The Boston Diaries

The ongoing saga of a programmer who doesn't live in Boston, nor does he even like Boston, but yet named his weblog/journal “The Boston Diaries.”

Go figure.

Tuesday, May 29, 2007

This is what I get for trying to prove to myself that I'm not lazy.

You know, I thought, I'll get gas later. I get gas at Costco, and while Costco is on the way to Boca Raton, right on the corner of Lantana Road and I-95, it's not on the way. You have to turn left off Lantana onto a side street, then enter Costco on one corner of the lot. The gas station, however, is on the opposite corner of the lot, which requires some deft navigation, since the law in Florida is that “thou shalt make a labyrinth of thy parking lot.” Then the same deft navigation to get out of the Costco lot, back on the side street, then a left onto Lantana Road and an immediate right onto I-95. It's too much of a pain, I thought.

Then another thought from some other part of my brain forced its way to center stage: Boy, are you lazy. And because of that thought, I thought You know, you're right! Just for that, I will get gas!

So I turned onto the side street, into the Costco lot, deftly navigated my way to the opposite corner through a crowded parking lot only to find the lines at the gas station wrapping back around the main Costco building. It was like 1973 all over again.

Screw this, I thought, I'll get gas later as I turned around amidst blaring horns in an attempt to deftly navigate through the Costco lot to the exit.

I then mentally beat up that part of the brain that called me lazy.

Finally on my way to Boca Raton, I noticed that the traffic today was unusually heavy, especially given the time of day. What? I thought. Don't these people have jobs? Now I realize that Florida is one of the major tourist attractions in the United States, but Tourist Season™ is well past and now we're getting to late spring, early summer, when the alligators start to sweat. A tourist with any brains whatsoever should have left a long time ago.

What gives?

A frightening minor epiphany on computer user interfaces

But most systems these days are not designed with linguistic operation in mind. If you have to manipulate the same stuff in the same order every day, you'd welcome being able to reduce that to a single line command (or even batch script) You'd take the effort to learn.

The Return Of The Command Line

I had a minor epiphany when I read that, one that put (shudder) control panels into a new light. I'm still pondering the implications of said minor epiphany, but to quickly get it out: the GUI (and (shudder) control panels by extension) were created to give the end user a consistent, simple and largely non-abstract metaphore for using the computer, but more importantly, one that promotes a shared environment between users (I'm flying blind here, trying to get this out, and “shared environment” isn't quite the right word, but it's close enough for now). By that, I mean that Alice can sit down at Bob's computer and still manage to interact with it without problem.

One could argue that a command line is just as “sharable” an experience as a GUI, but in my experience, it isn't.

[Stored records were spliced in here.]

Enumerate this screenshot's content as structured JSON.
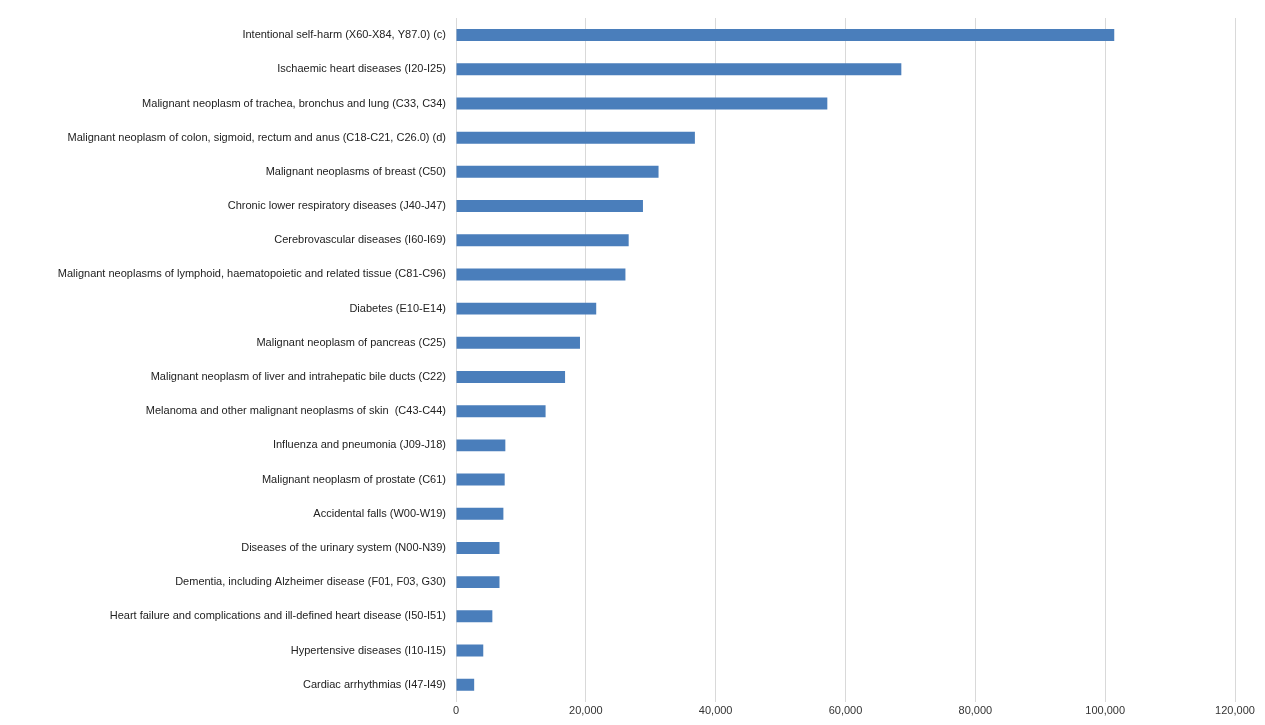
{
  "chart_data": {
    "type": "bar",
    "orientation": "horizontal",
    "categories": [
      "Intentional self-harm (X60-X84, Y87.0) (c)",
      "Ischaemic heart diseases (I20-I25)",
      "Malignant neoplasm of trachea, bronchus and lung (C33, C34)",
      "Malignant neoplasm of colon, sigmoid, rectum and anus (C18-C21, C26.0) (d)",
      "Malignant neoplasms of breast (C50)",
      "Chronic lower respiratory diseases (J40-J47)",
      "Cerebrovascular diseases (I60-I69)",
      "Malignant neoplasms of lymphoid, haematopoietic and related tissue (C81-C96)",
      "Diabetes (E10-E14)",
      "Malignant neoplasm of pancreas (C25)",
      "Malignant neoplasm of liver and intrahepatic bile ducts (C22)",
      "Melanoma and other malignant neoplasms of skin  (C43-C44)",
      "Influenza and pneumonia (J09-J18)",
      "Malignant neoplasm of prostate (C61)",
      "Accidental falls (W00-W19)",
      "Diseases of the urinary system (N00-N39)",
      "Dementia, including Alzheimer disease (F01, F03, G30)",
      "Heart failure and complications and ill-defined heart disease (I50-I51)",
      "Hypertensive diseases (I10-I15)",
      "Cardiac arrhythmias (I47-I49)"
    ],
    "values": [
      101400,
      68600,
      57200,
      36800,
      31200,
      28800,
      26600,
      26100,
      21600,
      19100,
      16800,
      13800,
      7600,
      7500,
      7300,
      6700,
      6700,
      5600,
      4200,
      2800
    ],
    "color": "#4a7ebb",
    "xlim": [
      0,
      120000
    ],
    "xticks": [
      0,
      {
        "value": 20000,
        "label": "20,000"
      },
      {
        "value": 40000,
        "label": "40,000"
      },
      {
        "value": 60000,
        "label": "60,000"
      },
      {
        "value": 80000,
        "label": "80,000"
      },
      {
        "value": 100000,
        "label": "100,000"
      },
      {
        "value": 120000,
        "label": "120,000"
      }
    ],
    "grid": true
  }
}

Back in FAU, I knew a guy that littered his Unix account (a command-line account, by the way) with scores of shell scripts (“batch scripts”) to do all sorts of things. And these weren't large shell scripts either—they were all one or two line scripts that did stuff like, oh, list the contents of the temporary directory, or search through all files for a particular term and have the output paged. But it wasn't like I couldn't use his environment (say, he asked me for some help) as I could just bypass his score of “commands” for the more tranditional ones one finds under Unix, but our common language wasn't there. He'd type in one of his “commands” and I would have no idea what exactly it did. I would type out a rather long command line, piping the data between Unix commands, and he would look at me like I was crazy for doing all that typing.

It's hard to say it was a culture clash, since we were both “using” Unix, but it was certainly a style clash.

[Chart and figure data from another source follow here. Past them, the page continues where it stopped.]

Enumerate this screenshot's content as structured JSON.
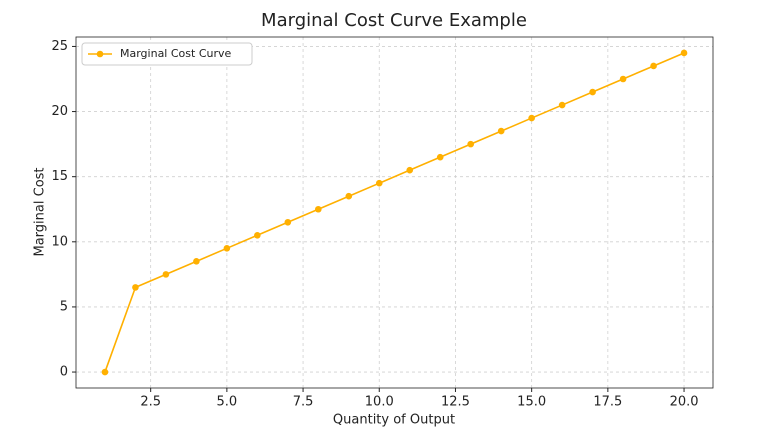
{
  "chart_data": {
    "type": "line",
    "title": "Marginal Cost Curve Example",
    "x_label": "Quantity of Output",
    "y_label": "Marginal Cost",
    "x": [
      1,
      2,
      3,
      4,
      5,
      6,
      7,
      8,
      9,
      10,
      11,
      12,
      13,
      14,
      15,
      16,
      17,
      18,
      19,
      20
    ],
    "series": [
      {
        "name": "Marginal Cost Curve",
        "color": "#ffb000",
        "values": [
          0,
          6.5,
          7.5,
          8.5,
          9.5,
          10.5,
          11.5,
          12.5,
          13.5,
          14.5,
          15.5,
          16.5,
          17.5,
          18.5,
          19.5,
          20.5,
          21.5,
          22.5,
          23.5,
          24.5
        ]
      }
    ],
    "xlim": [
      0.05,
      20.95
    ],
    "ylim": [
      -1.225,
      25.725
    ],
    "xticks": [
      2.5,
      {
        "value": 5,
        "label": "5.0"
      },
      7.5,
      {
        "value": 10,
        "label": "10.0"
      },
      12.5,
      {
        "value": 15,
        "label": "15.0"
      },
      17.5,
      {
        "value": 20,
        "label": "20.0"
      }
    ],
    "yticks": [
      0,
      5,
      10,
      15,
      20,
      25
    ],
    "grid": true,
    "legend": "upper-left"
  }
}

And this “cultural” or “style” difference bit me again years later when Smirk was hired to run a small ISP, and I tagged along as “Unix Sysadmin.” The previous sysadmin wrote extensive scripts to manage the systems in question, and left precious little documentation. These scripts often massaged critical configuration files, and the actual “master” copy was stored somewhere else on the system (most of the time, in the old sysadmin's home directory). Often times I would fix something only to have it break when one of his scripts ran (through cron, or by one of the remaining tech support crew).

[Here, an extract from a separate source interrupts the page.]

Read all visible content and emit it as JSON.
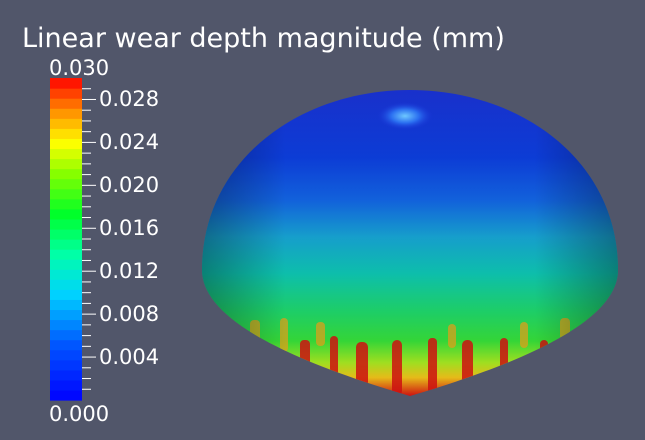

In other words, while I developed one way of “talking Unix,” the guy in college developed another way of “talking Unix” and the previous admin of the ISP developed yet a third way of “talking Unix.” And none of us got along (so to speak). This “cultural divide” wasn't on the order of, say, the Queen's English vs. American English, but more like the divide between American English and Bavarian German—the roots are the same, but you'd hardly know it—dialect continuum in the extreme.

GUIs, on the other hand, restrict the language available to the user, thus enforcing an interactive conformity—much like L'Académie française does for the French langauge (or rather, tries to do). It's not so much about enhancing productivity as it is usability in general (or communication, take your pick).

This minor epiphany is actually frightening to me, because looking over my history here, I've decried the language drift and incomprehensibility occuring between hard core Unix users, as well as decried (over and over again, ad nauseam) control panels for restricting how I can interact (and fix usually) the computer.

And like I said, I'm still pondering this.